O Cristianismo deitou profundas raízes na formação do mundo ocidental e de sua civilização. Nem poderia ser diferente. Afinal, o Direito, produto que é do meio social e cultural (ubi societas, ibi ius), não poderia deixar de receber importante herança da carga valorativa de origem cristã. Em determinados campos da Ciência Jurídica, como o Direito de Família, o impacto do Cristianismo é naturalmente mais perceptível (monogamia; impedimentos matrimoniais; indissolubilidade, durante séculos, do vínculo conjugal; etc.). Mas o Direito das Obrigações, que tantos juristas (inclusive entre nós) consideram como fruto direto do gênio dos romanos, foi igualmente influenciado pela moral cristã – e de maneira, pode-se dizer, assaz relevante.

O impacto maior da influência da moral cristã foi o haver tornado generalizada, na consciência humana, a obrigação do amor recíproco, considerada como a própria essência da vida (René Savatier). Efetivamente, a lei de amor é da essência dos ensinamentos de Jesus de Nazaré, sendo por Ele apontada como o maior mandamento. In verbis:

 

“Quando os fariseus souberam que ele tinha reduzido os saduceus ao silêncio, fizeram uma reunião. E um deles, doutor da lei, perguntou-lhe capciosamente: ‘Mestre, qual é o maior mandamento da Lei?’ Jesus respondeu:

Amarás o Senhor teu Deus de todo o teu coração, de toda a tua alma e de toda a tua mente.

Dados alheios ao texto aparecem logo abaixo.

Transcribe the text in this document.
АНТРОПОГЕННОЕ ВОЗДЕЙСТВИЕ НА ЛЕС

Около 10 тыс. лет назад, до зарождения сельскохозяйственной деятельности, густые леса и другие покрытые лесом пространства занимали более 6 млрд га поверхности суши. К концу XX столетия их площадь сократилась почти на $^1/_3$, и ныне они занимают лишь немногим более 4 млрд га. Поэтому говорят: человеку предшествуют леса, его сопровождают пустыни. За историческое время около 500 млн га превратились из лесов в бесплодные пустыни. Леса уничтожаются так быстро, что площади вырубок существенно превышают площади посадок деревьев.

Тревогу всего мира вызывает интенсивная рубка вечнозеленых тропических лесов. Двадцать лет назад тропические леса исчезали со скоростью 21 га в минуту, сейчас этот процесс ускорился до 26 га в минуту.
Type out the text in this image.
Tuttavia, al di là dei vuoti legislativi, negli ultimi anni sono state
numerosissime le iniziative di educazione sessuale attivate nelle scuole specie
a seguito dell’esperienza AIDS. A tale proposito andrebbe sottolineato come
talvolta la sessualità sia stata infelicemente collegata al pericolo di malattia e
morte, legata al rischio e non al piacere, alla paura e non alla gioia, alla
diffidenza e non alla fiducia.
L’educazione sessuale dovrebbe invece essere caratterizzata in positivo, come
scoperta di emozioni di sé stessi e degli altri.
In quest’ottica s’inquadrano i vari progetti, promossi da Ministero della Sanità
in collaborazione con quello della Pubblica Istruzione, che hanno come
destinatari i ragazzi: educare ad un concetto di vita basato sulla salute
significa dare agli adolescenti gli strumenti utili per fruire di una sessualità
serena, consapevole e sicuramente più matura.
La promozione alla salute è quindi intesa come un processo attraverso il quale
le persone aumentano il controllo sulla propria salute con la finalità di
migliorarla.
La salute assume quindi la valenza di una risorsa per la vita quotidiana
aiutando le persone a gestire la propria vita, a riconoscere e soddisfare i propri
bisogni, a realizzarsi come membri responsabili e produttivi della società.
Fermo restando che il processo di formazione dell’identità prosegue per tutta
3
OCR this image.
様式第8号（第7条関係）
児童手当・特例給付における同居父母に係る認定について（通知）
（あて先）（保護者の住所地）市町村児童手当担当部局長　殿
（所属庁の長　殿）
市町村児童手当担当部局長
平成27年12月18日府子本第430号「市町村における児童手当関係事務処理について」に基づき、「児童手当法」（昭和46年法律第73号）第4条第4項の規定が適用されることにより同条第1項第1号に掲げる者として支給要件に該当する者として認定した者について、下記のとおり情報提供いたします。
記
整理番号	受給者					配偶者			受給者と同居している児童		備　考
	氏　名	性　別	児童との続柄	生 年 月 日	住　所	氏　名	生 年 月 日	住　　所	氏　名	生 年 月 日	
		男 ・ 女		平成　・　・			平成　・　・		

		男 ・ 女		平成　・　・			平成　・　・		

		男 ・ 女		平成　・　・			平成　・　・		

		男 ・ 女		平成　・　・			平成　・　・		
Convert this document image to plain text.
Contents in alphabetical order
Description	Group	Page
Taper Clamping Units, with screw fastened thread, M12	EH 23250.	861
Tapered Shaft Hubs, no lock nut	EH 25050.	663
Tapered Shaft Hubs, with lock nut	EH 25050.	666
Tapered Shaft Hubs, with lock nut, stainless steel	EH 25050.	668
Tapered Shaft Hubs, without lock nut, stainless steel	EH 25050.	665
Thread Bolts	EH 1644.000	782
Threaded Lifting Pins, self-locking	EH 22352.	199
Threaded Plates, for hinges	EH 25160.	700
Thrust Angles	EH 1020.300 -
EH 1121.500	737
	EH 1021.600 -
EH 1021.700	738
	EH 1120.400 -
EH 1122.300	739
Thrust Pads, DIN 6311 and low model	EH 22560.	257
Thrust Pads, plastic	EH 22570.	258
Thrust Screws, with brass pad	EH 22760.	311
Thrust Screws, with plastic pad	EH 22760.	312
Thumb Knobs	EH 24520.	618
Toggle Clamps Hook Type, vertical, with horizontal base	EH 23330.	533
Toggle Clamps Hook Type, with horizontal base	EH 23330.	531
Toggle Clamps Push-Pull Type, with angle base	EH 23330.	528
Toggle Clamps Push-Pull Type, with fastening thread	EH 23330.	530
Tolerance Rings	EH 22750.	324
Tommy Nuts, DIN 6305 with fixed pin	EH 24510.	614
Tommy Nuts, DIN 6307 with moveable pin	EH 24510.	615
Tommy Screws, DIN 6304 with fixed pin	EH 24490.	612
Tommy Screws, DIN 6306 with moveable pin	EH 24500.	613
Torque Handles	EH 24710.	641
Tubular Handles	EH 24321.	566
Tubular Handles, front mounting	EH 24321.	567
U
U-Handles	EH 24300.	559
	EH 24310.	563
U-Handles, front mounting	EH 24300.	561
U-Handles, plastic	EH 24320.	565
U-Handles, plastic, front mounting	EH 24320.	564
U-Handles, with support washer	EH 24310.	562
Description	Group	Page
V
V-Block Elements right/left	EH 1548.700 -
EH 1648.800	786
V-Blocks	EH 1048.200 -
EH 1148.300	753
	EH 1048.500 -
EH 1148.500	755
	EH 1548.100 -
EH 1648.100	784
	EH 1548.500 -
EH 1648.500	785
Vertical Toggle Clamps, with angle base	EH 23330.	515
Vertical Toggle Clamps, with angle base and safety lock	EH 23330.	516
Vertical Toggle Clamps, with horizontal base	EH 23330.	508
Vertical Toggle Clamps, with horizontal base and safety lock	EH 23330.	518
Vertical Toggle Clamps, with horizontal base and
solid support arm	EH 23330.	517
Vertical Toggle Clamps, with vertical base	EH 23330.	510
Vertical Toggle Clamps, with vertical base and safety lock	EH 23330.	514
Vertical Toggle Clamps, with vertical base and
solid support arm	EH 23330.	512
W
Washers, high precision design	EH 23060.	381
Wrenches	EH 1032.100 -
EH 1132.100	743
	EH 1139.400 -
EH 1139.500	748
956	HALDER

Este é o maior e o primeiro mandamento. O segundo é tão importante como o primeiro: Amarás a teu próximo como a ti mesmo. Nestes dois mandamentos se resume toda a lei e os Profetas’”. (Mateus 22, 34 – 40; Mc 12, 28 – 34; Lc 10, 25 – 27)

 

Assim, em um mundo rígido e duro, o Cristianismo acabou por introduzir o conceito fundamental de caridade. E foi exatamente o Cristianismo que fez com que se adentrasse, no mundo jurídico, a obrigação do amor e da piedade entre os homens (René Savatier). Numa das mais belas e poéticas passagens bíblicas, a importância da caridade na moral cristã é muito bem demonstrada pelo maior dos divulgadores do Cristianismo (São Paulo), in verbis:

 

“Se eu falasse as línguas dos homens e dos anjos, mas não tivesse a caridade, seria um bronze que soa ou um sino que toca. E se tivesse o dom da profecia e conhecesse todos os mistérios e toda a ciência, e se eu tivesse toda a fé, a ponto de transportar montanhas, mas não tivesse a caridade, não seria nada. Ainda que distribuísse todos os meus bens para o sustento dos pobres, e entregasse o meu corpo para ser queimado, se não tiver caridade, isto não me serve de nada.

A caridade é paciente; a caridade é bondosa; não é invejosa; a caridade não é arrogante, nem orgulhosa. Ela não faz o que é inconveniente, não busca o seu interesse, não se irrita, nem se julga ofendida. Não se alegra com a injustiça, mas se alegra com a verdade. Ela tudo perdoa, tudo crê, tudo espera, tudo suporta.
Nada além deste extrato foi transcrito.